Catch’s sales, or gross transactions, rose 75 per cent in the June-half, lifting full-year sales by 49 per cent to $632 million. It had 2.3 million active customers at the end of June and customer numbers are rising by 30,000 every week.
“With the way e-commerce is evolving and the company is growing, we needed a solution we could implement a lot quicker and these robots meet that need,” said Catch Group’s head of fulfilment, Richard Whetton.
The AMRs, which resemble robotic vacuum cleaners, move around the distribution centre, picking up densely stacked shelves and carrying them to work stations, where human pickers unpack products and put them into totes on conveyor belts.
The robots are faster to install than fixed robotics systems such as those in place at Catch distribution centres. They are also flexible and can be moved to respond to changes in demand.

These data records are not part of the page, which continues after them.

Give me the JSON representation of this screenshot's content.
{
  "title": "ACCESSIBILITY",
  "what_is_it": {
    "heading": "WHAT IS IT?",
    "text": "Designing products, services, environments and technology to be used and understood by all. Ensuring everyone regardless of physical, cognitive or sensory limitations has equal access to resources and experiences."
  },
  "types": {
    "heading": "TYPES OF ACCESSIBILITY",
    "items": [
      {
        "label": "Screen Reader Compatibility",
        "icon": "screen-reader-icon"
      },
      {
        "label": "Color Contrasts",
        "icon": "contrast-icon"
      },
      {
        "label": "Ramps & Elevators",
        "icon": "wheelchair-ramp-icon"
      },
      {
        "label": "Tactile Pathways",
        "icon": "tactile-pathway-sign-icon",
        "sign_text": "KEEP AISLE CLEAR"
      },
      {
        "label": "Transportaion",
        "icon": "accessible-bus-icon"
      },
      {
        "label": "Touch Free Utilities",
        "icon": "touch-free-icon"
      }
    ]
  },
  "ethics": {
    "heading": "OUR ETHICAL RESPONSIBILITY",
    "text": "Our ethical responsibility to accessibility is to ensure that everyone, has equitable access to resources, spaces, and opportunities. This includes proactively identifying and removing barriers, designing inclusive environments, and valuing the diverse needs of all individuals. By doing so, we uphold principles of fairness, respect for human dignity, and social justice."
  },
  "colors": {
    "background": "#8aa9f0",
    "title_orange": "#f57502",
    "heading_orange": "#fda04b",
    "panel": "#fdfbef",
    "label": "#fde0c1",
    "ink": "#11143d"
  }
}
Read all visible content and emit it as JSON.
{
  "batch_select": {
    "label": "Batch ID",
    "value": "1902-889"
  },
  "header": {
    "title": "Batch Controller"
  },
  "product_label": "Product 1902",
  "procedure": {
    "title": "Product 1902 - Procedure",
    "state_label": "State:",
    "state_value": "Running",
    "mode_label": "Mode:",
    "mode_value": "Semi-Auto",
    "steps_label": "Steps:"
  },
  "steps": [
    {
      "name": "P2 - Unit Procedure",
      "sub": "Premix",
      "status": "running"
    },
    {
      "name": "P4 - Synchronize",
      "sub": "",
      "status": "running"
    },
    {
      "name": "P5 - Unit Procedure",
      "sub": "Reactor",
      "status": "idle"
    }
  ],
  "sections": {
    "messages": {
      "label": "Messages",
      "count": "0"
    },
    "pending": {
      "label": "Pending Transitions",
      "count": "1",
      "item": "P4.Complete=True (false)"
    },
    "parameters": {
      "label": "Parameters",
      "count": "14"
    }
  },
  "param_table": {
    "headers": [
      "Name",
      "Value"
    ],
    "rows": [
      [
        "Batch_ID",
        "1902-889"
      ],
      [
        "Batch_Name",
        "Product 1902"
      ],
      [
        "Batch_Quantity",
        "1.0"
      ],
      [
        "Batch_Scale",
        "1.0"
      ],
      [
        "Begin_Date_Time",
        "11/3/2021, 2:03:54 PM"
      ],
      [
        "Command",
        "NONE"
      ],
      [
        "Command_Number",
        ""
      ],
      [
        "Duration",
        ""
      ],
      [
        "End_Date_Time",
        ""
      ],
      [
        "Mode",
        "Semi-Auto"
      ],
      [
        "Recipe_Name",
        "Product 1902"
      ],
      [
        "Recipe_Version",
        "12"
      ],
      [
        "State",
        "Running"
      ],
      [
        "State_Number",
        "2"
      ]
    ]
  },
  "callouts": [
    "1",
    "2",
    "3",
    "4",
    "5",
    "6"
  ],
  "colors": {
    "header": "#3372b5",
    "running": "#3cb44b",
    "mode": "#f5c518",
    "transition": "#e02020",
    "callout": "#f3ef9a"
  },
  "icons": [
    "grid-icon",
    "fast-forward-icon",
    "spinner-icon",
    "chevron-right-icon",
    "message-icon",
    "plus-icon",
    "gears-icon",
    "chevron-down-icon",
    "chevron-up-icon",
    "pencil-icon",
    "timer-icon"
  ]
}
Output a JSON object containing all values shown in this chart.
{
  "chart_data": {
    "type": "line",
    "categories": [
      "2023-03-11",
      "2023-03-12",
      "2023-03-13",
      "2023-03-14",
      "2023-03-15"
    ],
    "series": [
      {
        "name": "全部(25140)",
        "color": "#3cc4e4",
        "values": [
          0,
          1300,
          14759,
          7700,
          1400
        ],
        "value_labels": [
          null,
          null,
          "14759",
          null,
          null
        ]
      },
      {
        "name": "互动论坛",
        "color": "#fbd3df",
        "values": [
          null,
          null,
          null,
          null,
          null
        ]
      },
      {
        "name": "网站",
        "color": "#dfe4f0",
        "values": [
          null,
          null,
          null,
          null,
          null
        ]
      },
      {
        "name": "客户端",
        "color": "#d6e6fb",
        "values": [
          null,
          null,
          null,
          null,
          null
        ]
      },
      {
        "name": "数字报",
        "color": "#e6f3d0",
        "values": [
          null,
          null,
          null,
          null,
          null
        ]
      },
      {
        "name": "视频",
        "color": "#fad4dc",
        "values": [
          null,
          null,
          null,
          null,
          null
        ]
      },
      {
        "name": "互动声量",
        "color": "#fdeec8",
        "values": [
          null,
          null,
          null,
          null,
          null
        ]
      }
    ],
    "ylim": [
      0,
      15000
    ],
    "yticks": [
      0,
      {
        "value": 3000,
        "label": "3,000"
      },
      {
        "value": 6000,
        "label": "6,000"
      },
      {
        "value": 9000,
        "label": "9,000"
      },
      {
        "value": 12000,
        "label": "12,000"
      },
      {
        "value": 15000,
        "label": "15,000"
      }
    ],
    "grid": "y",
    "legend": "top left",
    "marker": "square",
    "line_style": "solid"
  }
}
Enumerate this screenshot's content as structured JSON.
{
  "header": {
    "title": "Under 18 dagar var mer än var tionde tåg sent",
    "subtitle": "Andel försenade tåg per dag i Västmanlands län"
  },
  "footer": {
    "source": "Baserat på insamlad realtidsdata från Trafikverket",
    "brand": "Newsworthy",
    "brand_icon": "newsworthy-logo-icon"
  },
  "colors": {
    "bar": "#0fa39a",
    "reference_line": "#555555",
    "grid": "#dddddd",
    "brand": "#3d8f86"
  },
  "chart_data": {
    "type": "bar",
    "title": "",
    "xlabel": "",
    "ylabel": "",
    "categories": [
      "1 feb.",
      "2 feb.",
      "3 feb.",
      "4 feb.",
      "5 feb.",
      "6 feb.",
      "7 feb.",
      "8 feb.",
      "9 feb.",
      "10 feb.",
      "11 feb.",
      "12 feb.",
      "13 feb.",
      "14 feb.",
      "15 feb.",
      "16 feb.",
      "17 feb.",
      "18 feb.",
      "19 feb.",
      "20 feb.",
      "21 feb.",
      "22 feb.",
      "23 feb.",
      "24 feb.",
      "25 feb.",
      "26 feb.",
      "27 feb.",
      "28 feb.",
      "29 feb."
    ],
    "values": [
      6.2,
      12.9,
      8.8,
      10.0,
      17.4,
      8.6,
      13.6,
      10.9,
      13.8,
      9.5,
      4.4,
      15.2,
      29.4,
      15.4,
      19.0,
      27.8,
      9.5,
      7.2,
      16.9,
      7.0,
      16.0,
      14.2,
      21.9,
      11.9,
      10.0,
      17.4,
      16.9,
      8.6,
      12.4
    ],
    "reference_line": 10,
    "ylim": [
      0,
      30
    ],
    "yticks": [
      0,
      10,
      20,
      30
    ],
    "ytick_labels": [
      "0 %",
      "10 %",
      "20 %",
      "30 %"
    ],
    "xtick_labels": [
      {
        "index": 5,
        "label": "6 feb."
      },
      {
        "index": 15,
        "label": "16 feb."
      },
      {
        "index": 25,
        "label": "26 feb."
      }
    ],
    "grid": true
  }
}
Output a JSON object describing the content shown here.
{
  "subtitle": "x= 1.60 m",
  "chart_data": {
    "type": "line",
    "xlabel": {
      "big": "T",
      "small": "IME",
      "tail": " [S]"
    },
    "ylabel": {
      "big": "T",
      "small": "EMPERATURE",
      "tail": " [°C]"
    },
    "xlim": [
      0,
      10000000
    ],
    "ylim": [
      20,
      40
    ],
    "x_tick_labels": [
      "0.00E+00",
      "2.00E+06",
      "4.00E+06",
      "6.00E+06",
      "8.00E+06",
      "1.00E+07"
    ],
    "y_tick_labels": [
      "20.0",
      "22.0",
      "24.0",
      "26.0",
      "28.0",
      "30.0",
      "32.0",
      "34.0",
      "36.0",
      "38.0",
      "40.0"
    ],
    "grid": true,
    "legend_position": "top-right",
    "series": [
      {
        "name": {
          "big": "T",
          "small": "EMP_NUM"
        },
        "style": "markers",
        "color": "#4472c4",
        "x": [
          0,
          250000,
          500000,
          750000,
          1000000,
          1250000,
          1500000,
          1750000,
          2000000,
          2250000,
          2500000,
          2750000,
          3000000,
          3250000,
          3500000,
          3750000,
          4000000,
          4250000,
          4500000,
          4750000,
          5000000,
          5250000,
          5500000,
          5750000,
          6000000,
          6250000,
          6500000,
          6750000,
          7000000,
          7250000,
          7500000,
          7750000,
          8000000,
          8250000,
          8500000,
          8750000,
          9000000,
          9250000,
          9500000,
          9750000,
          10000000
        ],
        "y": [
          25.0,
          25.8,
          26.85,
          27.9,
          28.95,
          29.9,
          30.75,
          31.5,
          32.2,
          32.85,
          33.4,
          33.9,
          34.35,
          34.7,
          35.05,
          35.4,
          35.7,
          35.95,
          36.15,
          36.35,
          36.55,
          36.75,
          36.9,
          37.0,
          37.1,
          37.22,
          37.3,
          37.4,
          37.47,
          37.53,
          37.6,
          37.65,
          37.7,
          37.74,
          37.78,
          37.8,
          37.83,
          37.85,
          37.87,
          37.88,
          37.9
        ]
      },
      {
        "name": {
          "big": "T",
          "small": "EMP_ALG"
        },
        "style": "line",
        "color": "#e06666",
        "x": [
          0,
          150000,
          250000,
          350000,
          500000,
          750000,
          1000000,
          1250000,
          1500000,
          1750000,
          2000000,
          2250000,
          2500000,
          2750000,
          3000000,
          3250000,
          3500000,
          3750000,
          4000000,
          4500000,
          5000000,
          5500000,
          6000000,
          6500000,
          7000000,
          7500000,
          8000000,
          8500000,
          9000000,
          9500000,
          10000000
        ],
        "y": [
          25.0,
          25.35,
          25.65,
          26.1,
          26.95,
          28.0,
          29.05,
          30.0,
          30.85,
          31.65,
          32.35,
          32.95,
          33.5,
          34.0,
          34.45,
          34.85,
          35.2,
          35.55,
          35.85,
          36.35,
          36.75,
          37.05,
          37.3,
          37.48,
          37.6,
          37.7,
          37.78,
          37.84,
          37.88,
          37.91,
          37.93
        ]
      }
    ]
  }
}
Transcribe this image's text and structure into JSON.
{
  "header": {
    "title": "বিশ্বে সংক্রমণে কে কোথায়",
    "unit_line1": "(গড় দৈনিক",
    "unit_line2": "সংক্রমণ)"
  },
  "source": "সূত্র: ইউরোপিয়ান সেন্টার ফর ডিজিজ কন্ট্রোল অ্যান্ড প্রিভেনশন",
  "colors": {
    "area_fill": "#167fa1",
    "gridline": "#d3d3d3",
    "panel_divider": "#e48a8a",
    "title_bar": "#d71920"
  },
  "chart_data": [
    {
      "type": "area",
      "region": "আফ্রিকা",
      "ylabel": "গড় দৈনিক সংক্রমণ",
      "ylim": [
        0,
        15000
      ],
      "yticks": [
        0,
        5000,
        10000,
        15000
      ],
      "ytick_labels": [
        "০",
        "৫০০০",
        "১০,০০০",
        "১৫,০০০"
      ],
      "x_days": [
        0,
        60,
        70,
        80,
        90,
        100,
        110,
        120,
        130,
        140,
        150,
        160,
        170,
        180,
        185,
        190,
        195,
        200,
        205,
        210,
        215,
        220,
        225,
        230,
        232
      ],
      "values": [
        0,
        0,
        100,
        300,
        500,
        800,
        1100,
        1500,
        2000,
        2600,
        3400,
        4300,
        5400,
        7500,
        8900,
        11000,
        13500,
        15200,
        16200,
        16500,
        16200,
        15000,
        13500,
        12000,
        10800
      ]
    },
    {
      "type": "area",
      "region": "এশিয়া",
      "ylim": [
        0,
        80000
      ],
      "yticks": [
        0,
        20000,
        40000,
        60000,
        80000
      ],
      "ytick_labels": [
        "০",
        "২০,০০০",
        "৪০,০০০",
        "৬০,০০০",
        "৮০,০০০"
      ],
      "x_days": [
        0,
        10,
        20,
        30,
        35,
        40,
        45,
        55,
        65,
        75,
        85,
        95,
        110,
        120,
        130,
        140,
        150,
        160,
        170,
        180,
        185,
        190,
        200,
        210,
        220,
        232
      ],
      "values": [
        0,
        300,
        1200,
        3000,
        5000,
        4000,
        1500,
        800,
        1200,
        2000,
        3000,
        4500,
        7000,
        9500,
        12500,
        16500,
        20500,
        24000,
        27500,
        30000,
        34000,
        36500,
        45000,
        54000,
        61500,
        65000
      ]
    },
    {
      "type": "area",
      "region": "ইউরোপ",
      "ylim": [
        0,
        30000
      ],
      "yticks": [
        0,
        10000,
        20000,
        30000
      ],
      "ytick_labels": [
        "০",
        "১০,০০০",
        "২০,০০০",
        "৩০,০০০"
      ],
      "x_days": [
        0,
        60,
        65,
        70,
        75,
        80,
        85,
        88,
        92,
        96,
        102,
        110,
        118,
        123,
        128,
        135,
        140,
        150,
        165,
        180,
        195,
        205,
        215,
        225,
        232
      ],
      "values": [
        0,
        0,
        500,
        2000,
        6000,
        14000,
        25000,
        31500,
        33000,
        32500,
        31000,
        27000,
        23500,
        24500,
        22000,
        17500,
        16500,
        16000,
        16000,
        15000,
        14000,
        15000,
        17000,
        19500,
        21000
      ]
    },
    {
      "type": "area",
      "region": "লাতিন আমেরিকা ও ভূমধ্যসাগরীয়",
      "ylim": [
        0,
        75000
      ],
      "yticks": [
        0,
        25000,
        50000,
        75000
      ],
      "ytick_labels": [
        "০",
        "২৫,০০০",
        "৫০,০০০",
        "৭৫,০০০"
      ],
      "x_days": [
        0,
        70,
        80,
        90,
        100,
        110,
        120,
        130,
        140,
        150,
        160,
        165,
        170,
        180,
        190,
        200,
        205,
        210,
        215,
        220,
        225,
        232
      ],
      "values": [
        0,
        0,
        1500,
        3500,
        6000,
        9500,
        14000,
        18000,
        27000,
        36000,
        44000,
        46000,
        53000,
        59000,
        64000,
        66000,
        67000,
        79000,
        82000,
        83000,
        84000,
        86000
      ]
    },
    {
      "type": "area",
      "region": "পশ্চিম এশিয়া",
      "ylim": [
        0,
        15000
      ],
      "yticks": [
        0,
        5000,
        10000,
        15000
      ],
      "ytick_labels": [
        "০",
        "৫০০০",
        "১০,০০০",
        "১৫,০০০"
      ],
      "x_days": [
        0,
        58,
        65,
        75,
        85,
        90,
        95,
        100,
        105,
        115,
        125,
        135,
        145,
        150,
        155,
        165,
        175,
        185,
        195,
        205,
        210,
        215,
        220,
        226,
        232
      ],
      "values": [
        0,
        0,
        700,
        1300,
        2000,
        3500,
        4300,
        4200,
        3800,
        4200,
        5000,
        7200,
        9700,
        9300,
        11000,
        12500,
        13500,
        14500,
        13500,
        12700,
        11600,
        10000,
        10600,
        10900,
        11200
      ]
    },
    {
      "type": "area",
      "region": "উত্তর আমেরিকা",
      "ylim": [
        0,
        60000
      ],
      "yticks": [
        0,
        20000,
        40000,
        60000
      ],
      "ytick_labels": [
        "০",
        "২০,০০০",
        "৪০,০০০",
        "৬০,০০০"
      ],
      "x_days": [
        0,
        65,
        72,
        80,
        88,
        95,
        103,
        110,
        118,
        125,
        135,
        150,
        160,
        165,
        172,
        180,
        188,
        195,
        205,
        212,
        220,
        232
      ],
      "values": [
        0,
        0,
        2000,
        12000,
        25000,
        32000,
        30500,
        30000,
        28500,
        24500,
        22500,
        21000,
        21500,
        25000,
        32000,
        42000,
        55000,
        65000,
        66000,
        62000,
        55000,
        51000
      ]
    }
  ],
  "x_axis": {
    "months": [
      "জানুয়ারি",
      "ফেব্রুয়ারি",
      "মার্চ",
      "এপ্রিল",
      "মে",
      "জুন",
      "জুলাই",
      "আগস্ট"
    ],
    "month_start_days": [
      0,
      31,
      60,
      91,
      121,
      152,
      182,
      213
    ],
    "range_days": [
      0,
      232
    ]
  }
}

“It’s easy to scale and the lead time is quite short, so if we find there’s not enough, we’ll be able to add robots and pods and ramp up a lot quicker than we otherwise would be able to do,” Mr Whetton said.
More jobs for humans
Catch is considering building new distribution centres in Sydney, Brisbane and Perth to meet growing demand. Online retail penetration is forecast to rise to 17 per cent of total sales by 2024, up from 11 per cent now and 9 per cent in 2019, according to a report this week by UBS.
“The rates of growth we’re seeing are unprecedented,” said Catch’s general manager fulfilment, David Matheson. “We’re getting more than 30,000 new customers every week and we wanted a solution that was scalable.”
Catch declined to reveal the value of Wesfarmers’ investment but said the project was aimed at increasing capacity and speeding up delivery times – shipping more orders the same day – rather than cutting costs. The AMRs will not replace human pickers and the investment will create more jobs in areas such as maintenance and engineering.
“While it’s significant, it’s really about improving the customer experience,” said Mr Matheson. “This investment allows us to expand the range faster and leads to faster picking and despatch times – we find speed of delivery is becoming more and more important to our customers.”
Mr Matheson said Catch had chosen Körber (formerly known as Cohesio Group) as its AMR partner because the company had a strong track record and had worked for several years with other Wesfarmers businesses including Kmart, Bunnings and Blackwoods.
Nishan Wijemanne, managing director of Körber Supply Chain Asia Pacific, said the company worked with other customers such as Cotton On Group, Chemist Warehouse and Woolworths across various technologies that the company supplied.
In June, eStore, an online logistics company backed by Kogan.com co-founder Ruslan Kogan, unveiled plans to invest $40 million opening two state-of-the-art fulfilment centres which use AI-enabled AMRs similar to those supplied by Körber.